Amy’s real name is Eman, “but nobody calls me that,” she says, “they can’t pronounce it. So it’s just Amy.” As I talk to her, she continues serving customer after customer. Originally from Alexandria, Egypt where she received a diploma in Social Service, she moved to the US nine years ago, after she broke up with her fiancée. She now lives in Queens, and can proudly declare “I take care of myself 100%.”
But she does miss her home. “[In Egypt] even the neighborhood is like family. If you disappear for two days they will knock on your door and ask you if you are okay. That’s the Arabic culture. New York is very lonely.”

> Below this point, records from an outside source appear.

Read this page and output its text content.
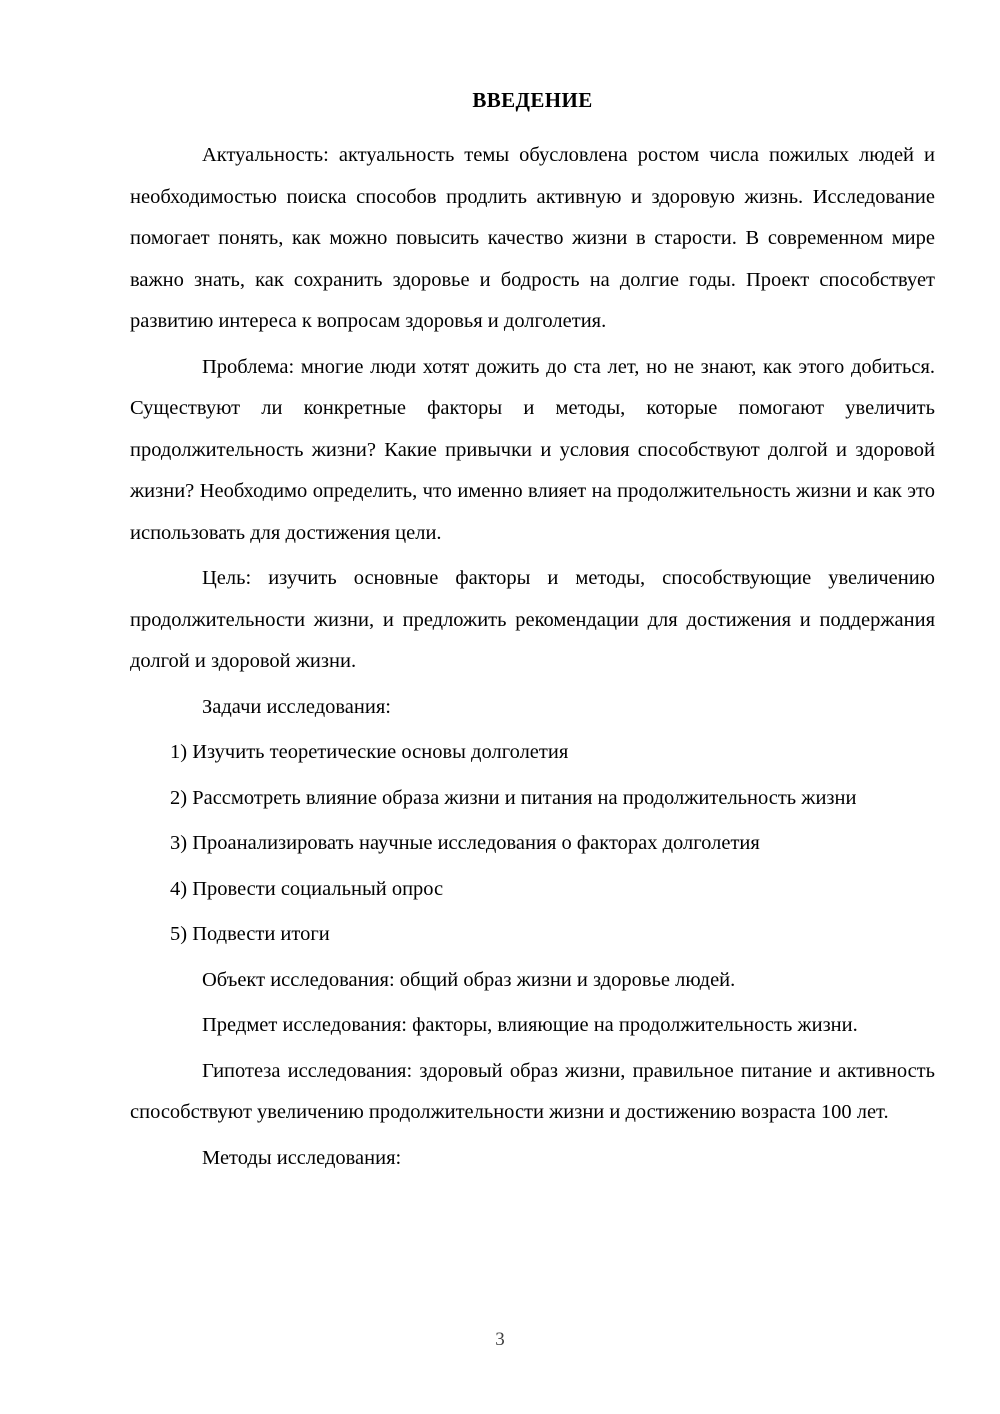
ВВЕДЕНИЕ

Актуальность: актуальность темы обусловлена ростом числа пожилых людей и необходимостью поиска способов продлить активную и здоровую жизнь. Исследование помогает понять, как можно повысить качество жизни в старости. В современном мире важно знать, как сохранить здоровье и бодрость на долгие годы. Проект способствует развитию интереса к вопросам здоровья и долголетия.

Проблема: многие люди хотят дожить до ста лет, но не знают, как этого добиться. Существуют ли конкретные факторы и методы, которые помогают увеличить продолжительность жизни? Какие привычки и условия способствуют долгой и здоровой жизни? Необходимо определить, что именно влияет на продолжительность жизни и как это использовать для достижения цели.

Цель: изучить основные факторы и методы, способствующие увеличению продолжительности жизни, и предложить рекомендации для достижения и поддержания долгой и здоровой жизни.

Задачи исследования:

1) Изучить теоретические основы долголетия

2) Рассмотреть влияние образа жизни и питания на продолжительность жизни

3) Проанализировать научные исследования о факторах долголетия

4) Провести социальный опрос

5) Подвести итоги

Объект исследования: общий образ жизни и здоровье людей.

Предмет исследования: факторы, влияющие на продолжительность жизни.

Гипотеза исследования: здоровый образ жизни, правильное питание и активность способствуют увеличению продолжительности жизни и достижению возраста 100 лет.

Методы исследования:

3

From 8pm to midnight, Amy works at the Fortago Fully Loaded on Columbus and 106th before starting her shift at Ham Del from midnight to 6am. There, she cheerfully serves a constant throng of doctors and nurses, public safety officers, delivery people and students, all of whom she greets with a “Hi Honey,” if not by name. “There are so many different people who come here,” she tells me, “It’s a fun time… Even if I don’t know their names, I know their faces.” Despite her 62-hour week of night-shifts, Amy insists that she loves her job. “My boss is so good,” she says. “If one day I want to stay home, I can’t because I want to work for him. I cannot leave him.”
And what does she really think of our nocturnal cravings? As she rings up a mountain of food for three red-eyed sophomores she tells me, “I love the students. But sometimes you have to have patience, especially when they are drunk…I don’t mind. It’s funny.” Plus, she knows what keeps people coming back, “I don’t have a problem with anyone. I love everyone. Because I make everything go fast, they don’t have to wait.”